Kuiper Belt Occultation Predictions

TL;DR

This paper introduces a new maximum likelihood technique for predicting stellar occultations by Kuiper Belt Objects, improving accuracy over traditional methods and providing detailed predictions and uncertainty assessments.

Contribution

The paper develops a novel maximum likelihood approach for occultation prediction that enhances orbital element adjustments compared to existing ephemeris offset methods.

Findings

The new technique improves prediction accuracy for Kuiper Belt Object occultations.

Both the new and traditional methods have unique weaknesses, and combining them offers better uncertainty estimates.

Predictions for occultations up to 2015 are provided for seven Kuiper Belt Objects.

Abstract

Here we present observations of 7 large Kuiper Belt Objects.
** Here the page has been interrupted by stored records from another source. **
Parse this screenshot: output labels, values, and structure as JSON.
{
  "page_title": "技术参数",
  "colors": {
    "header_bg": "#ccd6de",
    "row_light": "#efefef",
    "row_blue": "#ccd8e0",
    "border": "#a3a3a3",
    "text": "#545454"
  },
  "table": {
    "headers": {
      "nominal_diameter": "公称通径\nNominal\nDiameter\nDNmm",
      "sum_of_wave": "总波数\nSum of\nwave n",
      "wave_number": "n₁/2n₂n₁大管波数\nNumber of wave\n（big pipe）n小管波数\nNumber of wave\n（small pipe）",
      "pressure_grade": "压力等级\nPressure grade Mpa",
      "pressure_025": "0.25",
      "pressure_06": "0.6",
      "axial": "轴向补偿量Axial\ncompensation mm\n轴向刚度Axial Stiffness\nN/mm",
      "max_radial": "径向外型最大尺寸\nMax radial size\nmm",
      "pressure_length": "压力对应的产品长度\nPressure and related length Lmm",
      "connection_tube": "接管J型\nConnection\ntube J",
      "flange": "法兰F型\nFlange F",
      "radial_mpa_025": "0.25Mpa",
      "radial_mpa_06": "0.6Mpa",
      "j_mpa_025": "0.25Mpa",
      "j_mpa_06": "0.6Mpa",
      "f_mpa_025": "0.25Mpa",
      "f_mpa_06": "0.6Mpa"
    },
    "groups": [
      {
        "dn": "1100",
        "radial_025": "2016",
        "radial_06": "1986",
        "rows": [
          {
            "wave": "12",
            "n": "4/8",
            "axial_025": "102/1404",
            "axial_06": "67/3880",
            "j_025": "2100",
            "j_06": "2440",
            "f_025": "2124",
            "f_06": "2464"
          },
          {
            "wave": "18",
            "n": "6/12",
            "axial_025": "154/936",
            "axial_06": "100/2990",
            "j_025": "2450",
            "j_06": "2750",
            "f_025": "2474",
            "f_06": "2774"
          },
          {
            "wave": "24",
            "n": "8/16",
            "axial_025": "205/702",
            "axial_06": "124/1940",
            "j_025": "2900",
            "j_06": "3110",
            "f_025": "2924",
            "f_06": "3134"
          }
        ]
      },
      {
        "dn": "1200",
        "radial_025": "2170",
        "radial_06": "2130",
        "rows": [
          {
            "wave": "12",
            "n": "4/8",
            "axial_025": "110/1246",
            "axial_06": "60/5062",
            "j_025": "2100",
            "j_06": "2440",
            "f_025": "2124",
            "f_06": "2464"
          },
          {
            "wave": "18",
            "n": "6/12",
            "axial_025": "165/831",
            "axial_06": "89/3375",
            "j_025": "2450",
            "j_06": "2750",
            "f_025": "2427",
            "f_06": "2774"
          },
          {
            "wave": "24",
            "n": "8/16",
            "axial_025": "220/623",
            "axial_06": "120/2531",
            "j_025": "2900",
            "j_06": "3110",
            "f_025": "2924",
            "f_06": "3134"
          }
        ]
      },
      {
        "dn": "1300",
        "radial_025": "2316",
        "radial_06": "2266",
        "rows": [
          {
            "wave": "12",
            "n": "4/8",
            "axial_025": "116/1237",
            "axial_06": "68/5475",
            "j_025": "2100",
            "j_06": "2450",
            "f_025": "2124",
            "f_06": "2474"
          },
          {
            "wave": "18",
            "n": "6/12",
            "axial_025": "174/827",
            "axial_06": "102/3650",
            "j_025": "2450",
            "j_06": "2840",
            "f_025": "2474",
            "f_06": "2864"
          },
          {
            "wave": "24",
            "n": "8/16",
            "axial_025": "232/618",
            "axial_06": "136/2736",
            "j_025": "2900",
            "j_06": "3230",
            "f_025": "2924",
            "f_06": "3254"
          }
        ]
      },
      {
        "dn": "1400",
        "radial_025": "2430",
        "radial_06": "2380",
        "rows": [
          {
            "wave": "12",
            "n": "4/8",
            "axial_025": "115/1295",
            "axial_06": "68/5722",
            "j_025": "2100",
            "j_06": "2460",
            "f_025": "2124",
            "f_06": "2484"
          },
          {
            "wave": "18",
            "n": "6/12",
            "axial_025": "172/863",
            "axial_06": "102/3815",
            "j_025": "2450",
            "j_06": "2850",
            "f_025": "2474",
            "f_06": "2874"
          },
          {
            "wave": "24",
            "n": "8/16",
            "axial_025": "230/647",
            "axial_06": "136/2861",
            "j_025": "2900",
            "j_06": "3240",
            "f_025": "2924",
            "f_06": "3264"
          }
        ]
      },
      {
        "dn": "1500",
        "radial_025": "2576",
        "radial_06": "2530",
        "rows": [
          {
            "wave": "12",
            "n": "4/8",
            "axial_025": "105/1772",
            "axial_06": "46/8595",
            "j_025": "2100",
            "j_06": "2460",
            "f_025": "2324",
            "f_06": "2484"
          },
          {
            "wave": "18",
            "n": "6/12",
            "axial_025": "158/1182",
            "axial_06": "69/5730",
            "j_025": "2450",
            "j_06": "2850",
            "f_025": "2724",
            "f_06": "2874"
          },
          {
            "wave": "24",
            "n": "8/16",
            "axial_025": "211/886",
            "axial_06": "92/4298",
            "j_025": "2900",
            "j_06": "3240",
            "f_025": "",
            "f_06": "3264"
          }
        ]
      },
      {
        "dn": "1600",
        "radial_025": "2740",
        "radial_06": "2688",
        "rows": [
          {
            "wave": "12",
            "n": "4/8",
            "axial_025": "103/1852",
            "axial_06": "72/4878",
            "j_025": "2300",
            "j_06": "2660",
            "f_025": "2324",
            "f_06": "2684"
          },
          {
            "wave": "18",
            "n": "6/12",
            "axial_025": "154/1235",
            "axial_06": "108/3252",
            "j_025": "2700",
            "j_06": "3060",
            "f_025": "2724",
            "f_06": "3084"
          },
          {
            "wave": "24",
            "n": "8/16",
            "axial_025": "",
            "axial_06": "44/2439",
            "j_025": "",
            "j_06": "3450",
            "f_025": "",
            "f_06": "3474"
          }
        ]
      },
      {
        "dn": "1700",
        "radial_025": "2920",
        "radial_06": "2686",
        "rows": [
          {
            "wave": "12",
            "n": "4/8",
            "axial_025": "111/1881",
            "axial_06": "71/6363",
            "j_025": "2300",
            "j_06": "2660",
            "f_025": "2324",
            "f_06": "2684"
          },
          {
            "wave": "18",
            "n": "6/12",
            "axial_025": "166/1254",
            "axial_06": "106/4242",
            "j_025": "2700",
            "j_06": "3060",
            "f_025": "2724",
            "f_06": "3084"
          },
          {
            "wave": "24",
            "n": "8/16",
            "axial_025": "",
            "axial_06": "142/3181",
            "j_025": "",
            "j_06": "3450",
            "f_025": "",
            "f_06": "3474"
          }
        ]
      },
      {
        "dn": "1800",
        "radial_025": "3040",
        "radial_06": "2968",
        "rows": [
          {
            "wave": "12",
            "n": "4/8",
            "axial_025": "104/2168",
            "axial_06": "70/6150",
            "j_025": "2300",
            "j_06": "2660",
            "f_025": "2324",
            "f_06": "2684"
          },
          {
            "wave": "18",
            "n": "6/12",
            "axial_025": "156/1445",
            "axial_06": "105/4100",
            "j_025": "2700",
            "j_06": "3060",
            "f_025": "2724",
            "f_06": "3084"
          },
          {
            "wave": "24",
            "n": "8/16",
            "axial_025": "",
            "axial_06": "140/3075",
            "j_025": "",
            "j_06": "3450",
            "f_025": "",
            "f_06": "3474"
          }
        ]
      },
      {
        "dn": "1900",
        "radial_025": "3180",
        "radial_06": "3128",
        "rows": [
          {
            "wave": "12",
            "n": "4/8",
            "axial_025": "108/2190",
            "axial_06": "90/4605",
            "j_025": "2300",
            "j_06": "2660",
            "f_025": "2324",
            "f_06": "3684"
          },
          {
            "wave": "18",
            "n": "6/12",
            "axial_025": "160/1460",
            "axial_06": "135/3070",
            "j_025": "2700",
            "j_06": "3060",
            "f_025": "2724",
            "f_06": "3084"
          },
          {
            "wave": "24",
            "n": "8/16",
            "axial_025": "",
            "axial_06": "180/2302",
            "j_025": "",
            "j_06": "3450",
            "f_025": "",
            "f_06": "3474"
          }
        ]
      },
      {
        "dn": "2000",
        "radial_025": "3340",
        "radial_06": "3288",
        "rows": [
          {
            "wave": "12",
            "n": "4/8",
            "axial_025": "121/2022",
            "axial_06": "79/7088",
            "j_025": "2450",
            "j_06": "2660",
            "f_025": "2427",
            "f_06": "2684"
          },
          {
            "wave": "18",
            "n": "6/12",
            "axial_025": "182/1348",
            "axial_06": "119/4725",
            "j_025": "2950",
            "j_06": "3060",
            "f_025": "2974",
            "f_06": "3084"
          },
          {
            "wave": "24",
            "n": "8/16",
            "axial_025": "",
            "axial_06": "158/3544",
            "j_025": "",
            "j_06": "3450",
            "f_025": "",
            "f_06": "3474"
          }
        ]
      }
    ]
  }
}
From these observations, we extract a point source catalog with $\sim0.01"$ precision, and astrometry of our target Kuiper Belt Objects with $0.04-0.08"$ precision within that catalog. We have developed a new technique to predict the future occurrence of stellar occultations by Kuiper Belt Objects. The technique makes use of a maximum likelihood approach which determines the best-fit adjustment to cataloged orbital elements of an object. Using simulations of a theoretical object, we discuss the merits and weaknesses of this technique compared to the commonly adopted ephemeris offset approach. We demonstrate that both methods suffer from separate weaknesses, and thus, together provide a fair assessment of the true uncertainty in a particular prediction. We present occultation predictions made by both methods for the 7 tracked objects, with dates as late as 2015. Finally, we discuss observations of three separate close passages of Quaoar to field stars, which reveal the accuracy of the element adjustment approach, and which also demonstrate the necessity of considering the uncertainty in stellar position when assessing potential occultations.